Review: The Secret Garden (1993 movie)

This is one in a long series of adaptations of the popular children’s novel by Frances Hodgson Burnett (but the only one I’ve actually seen). The heroine (Kate Maberly) is an orphaned girl whose rich parents died in a fire in India, where she had grown up surrounded by servants and ignored by her parents. She’s taken in by her uncle, a wealthy, morose man who lives in an isolated country home and who wants nothing to do with her. Maggie Smith runs the household and orders the heroine to stay in her room and touch nothing.

But she’s too headstrong to obey such orders and finds ways to go exploring. She’s initially rude (as she was raised to be) to a friendly young maid, but the maid’s ridiculously patient and cheerful good-humor gradually humanizes her, and the maid’s younger brother, a boy her age, becomes her friend and helps her restore the neglected walled garden of the title.

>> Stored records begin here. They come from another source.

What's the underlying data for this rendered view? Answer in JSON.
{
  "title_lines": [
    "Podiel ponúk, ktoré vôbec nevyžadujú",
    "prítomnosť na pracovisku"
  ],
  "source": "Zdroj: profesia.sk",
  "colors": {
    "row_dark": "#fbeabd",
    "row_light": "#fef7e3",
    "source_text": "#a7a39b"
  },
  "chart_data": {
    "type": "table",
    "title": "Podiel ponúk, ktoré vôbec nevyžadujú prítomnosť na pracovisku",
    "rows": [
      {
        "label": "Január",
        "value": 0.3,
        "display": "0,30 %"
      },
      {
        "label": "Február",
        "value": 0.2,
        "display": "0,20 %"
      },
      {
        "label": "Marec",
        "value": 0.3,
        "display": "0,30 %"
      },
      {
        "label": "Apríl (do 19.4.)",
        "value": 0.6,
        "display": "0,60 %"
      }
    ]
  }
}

In the meantime she discovers that there’s someone else her age living in the house, and she begins paying secret visits that eventually lead to an overturning of the entire household.

It’s a nice little story that I suspect some will find a bit slow-moving but in the end very likable, especially children looking for something different from the usual action movie fare. Other adaptations are said to a bit be closer to the original novel, but this is quite popular. I’m glad to say it respects the intelligence of the audience, leaving us to figure out a lot of things without having them spelled out.